Energy law is a branch of law that developed as a result of the federal government’s regulatory involvement in the creation, usage, sale, transmission, transportation, disposal and conservation of energy in all forms. Energy is a broad term that includes electricity, gas, oil, nuclear, thermal, biomass, solar, wind, thermal and alcohol fuels.
Until the enactment of the Federal Power Act of 1920, energy industries operated unfettered by the federal government. The framework for energy regulation began with the Federal Power Act during the Great Depression and continued into the 1940s. During WWII, the Manhattan Project was set up to develop the atomic bomb and ushered in the advent of nuclear weapons and nuclear regulation.
Not until the 1970s did the U.S. experience fears of energy shortages, which led to the formation of the Energy Department in 1977 and subsequent codes, resulting in countless federal energy laws and regulations.
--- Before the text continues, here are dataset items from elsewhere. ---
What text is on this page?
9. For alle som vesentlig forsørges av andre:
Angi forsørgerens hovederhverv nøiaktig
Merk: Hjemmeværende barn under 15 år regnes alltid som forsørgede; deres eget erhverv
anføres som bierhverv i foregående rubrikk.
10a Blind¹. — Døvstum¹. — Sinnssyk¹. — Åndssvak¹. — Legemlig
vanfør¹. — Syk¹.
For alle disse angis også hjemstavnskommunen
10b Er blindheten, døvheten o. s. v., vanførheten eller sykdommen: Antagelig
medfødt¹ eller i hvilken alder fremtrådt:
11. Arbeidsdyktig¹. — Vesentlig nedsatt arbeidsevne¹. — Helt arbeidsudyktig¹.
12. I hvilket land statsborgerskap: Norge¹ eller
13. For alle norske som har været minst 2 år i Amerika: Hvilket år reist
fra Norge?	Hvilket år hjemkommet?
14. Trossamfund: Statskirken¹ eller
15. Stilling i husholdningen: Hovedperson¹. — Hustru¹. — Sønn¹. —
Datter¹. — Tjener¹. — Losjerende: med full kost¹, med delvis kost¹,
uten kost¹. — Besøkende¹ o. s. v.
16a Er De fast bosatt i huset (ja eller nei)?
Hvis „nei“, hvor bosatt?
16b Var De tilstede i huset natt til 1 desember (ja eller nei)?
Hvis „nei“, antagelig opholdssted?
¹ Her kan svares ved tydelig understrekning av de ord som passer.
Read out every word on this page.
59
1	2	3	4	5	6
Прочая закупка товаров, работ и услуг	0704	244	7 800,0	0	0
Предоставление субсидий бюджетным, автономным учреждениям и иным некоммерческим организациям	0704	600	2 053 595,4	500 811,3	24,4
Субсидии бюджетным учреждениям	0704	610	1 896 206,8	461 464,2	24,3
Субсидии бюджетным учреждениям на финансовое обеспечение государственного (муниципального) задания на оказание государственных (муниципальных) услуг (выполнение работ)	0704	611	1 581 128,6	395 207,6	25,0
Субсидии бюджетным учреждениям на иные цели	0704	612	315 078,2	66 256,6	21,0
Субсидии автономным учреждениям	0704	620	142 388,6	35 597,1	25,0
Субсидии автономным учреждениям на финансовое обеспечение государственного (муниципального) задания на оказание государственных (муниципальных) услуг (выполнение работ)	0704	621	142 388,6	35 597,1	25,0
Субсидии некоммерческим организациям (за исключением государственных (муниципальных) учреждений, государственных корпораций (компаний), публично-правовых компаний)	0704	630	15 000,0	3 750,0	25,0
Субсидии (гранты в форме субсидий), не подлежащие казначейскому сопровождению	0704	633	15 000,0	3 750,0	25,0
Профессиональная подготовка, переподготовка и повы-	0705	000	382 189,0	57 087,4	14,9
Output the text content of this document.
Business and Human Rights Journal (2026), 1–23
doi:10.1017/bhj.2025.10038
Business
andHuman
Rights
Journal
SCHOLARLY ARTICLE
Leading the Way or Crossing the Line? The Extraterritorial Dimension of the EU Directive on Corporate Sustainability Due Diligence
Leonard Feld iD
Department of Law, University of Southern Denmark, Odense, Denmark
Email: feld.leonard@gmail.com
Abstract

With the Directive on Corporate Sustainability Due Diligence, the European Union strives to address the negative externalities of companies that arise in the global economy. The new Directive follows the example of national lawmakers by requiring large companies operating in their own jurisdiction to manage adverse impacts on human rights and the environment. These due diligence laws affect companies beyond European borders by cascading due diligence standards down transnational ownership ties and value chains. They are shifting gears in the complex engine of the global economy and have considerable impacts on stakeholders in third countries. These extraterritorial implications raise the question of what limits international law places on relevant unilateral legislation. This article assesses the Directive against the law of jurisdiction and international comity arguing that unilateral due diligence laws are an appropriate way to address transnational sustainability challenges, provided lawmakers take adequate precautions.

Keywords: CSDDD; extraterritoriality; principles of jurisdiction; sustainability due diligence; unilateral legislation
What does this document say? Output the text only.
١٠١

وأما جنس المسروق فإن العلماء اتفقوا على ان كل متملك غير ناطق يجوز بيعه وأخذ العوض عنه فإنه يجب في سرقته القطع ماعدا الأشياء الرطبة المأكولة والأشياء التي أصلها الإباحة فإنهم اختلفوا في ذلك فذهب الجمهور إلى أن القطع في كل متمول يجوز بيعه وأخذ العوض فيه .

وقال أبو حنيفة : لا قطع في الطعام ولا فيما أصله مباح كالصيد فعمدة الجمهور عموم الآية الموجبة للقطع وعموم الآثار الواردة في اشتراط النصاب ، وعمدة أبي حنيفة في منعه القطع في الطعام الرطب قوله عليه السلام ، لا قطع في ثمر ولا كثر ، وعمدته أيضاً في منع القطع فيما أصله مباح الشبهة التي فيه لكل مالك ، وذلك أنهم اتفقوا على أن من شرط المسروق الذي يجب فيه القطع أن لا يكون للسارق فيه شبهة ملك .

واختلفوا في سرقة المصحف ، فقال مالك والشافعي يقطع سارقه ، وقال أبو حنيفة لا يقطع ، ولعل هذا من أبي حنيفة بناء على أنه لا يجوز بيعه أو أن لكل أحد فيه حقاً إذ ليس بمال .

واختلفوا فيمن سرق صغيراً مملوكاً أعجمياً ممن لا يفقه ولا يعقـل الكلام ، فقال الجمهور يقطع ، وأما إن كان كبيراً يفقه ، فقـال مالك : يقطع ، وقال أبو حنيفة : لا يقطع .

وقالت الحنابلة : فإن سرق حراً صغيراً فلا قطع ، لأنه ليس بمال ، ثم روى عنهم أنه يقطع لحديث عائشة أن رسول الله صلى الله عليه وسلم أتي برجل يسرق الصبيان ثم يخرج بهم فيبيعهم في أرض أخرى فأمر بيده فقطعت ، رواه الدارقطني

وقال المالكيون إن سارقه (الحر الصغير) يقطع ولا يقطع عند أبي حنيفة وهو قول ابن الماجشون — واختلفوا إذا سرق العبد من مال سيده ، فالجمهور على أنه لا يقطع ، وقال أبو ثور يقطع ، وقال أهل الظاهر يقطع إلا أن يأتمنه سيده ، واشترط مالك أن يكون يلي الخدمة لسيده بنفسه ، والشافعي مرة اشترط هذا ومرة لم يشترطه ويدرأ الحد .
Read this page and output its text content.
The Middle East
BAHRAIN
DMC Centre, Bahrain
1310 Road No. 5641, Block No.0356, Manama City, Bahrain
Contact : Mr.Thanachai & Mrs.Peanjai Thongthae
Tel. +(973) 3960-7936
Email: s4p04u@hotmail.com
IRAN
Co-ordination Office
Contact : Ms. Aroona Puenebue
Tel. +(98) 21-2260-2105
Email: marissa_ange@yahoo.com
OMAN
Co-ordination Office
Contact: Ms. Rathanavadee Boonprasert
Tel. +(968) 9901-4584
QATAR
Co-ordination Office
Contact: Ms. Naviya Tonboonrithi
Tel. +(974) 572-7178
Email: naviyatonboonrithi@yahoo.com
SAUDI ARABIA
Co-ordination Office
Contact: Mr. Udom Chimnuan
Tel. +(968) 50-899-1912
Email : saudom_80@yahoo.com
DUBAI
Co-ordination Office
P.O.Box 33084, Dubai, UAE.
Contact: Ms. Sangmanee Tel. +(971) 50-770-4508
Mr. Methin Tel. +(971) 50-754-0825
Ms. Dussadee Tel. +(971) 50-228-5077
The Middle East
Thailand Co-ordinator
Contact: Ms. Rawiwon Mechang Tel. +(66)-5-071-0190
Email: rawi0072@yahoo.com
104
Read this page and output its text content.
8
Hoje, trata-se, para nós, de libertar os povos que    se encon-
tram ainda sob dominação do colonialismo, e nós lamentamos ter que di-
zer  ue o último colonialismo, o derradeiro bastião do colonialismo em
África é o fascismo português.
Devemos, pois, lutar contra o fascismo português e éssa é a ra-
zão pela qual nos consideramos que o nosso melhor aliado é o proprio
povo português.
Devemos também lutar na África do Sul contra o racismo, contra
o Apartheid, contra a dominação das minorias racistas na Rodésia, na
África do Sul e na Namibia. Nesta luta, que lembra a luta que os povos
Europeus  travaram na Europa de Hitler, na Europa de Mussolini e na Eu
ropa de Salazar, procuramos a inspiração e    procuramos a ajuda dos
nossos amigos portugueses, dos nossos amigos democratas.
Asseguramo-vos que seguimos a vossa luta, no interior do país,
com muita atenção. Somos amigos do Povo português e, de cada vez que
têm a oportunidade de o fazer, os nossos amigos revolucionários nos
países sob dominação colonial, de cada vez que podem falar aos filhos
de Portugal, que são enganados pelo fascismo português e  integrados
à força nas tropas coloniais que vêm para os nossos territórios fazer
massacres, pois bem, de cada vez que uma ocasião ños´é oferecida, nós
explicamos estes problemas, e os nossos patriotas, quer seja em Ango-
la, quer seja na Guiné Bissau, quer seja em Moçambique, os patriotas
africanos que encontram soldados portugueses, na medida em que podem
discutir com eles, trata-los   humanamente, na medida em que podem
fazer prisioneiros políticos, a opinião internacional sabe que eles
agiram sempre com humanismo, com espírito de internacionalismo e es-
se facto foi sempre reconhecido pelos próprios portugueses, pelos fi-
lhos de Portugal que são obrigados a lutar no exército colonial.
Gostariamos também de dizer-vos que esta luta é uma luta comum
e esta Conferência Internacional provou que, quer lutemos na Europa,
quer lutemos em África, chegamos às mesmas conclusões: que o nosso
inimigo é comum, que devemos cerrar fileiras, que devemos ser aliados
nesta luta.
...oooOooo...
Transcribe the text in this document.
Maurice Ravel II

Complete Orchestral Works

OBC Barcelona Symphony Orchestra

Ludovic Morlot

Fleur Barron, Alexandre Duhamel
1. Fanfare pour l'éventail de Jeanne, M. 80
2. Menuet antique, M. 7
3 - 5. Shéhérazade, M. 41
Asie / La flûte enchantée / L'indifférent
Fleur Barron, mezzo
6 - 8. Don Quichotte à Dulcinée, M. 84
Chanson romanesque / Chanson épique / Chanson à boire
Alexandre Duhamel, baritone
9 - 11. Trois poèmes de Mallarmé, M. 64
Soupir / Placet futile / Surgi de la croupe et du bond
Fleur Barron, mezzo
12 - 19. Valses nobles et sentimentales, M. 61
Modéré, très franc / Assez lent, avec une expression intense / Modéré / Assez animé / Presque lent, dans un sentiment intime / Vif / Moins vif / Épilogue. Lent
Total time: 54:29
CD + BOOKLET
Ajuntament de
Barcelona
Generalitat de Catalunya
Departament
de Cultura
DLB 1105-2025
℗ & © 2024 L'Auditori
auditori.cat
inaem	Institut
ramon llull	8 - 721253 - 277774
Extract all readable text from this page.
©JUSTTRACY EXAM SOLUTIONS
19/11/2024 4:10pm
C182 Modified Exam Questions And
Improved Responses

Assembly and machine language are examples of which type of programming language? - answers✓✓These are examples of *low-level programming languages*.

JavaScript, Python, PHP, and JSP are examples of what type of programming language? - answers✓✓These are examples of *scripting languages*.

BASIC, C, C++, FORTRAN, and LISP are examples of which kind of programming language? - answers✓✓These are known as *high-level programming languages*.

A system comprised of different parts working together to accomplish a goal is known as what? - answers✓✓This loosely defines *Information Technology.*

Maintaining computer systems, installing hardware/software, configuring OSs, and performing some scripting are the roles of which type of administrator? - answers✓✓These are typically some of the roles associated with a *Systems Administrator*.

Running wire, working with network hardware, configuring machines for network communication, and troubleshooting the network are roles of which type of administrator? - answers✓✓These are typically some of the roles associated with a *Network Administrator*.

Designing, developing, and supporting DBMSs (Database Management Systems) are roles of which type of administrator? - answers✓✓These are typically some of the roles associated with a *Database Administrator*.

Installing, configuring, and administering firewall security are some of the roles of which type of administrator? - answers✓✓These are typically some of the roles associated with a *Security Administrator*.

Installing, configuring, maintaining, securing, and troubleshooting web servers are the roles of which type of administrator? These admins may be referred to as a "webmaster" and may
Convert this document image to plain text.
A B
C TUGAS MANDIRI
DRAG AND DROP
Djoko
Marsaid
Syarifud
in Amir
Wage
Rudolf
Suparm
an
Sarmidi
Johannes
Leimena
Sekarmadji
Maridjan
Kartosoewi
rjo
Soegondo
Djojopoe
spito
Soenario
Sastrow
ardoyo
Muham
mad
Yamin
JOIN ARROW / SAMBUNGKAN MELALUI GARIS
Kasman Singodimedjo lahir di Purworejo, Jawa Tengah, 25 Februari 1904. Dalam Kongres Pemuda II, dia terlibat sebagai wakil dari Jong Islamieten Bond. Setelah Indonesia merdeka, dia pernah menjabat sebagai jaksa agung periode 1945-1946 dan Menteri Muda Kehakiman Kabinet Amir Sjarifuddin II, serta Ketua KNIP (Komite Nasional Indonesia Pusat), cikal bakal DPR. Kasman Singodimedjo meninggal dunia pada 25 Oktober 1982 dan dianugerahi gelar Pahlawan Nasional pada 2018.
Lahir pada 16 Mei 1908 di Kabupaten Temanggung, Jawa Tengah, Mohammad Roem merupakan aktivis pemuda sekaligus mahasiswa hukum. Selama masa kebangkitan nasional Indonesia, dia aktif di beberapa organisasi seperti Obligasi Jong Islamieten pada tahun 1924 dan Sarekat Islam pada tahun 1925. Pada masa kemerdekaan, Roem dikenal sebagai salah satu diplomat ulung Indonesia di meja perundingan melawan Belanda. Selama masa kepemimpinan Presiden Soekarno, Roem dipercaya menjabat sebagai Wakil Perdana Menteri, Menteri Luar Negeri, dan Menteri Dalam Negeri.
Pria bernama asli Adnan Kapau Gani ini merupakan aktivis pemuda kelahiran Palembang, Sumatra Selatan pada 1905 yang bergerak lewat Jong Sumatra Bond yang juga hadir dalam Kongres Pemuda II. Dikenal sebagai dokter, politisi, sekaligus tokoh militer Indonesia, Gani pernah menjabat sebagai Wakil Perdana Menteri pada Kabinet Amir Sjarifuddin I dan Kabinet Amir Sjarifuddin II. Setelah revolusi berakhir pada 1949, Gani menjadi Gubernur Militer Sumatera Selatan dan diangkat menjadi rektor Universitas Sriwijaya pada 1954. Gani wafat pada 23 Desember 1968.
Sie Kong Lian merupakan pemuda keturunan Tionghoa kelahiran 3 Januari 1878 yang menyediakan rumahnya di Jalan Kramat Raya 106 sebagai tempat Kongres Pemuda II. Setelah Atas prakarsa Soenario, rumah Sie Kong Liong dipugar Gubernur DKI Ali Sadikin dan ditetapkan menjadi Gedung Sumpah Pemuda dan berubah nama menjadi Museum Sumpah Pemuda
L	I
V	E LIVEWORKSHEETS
U.S. codes of law in the area of energy cover rule-making, inspections and licensing. The scope of laws affecting industries today in the field of energy is evidenced in such examples as public utility regulation, oil and gas royalties, natural gas transportation, petroleum marketing, oil pollution, public health and safety from nuclear radiation and waste, leases and prospecting, transmission and sale of energies, and energy plant or storage facility licenses, construction, acquisitions or dispositions.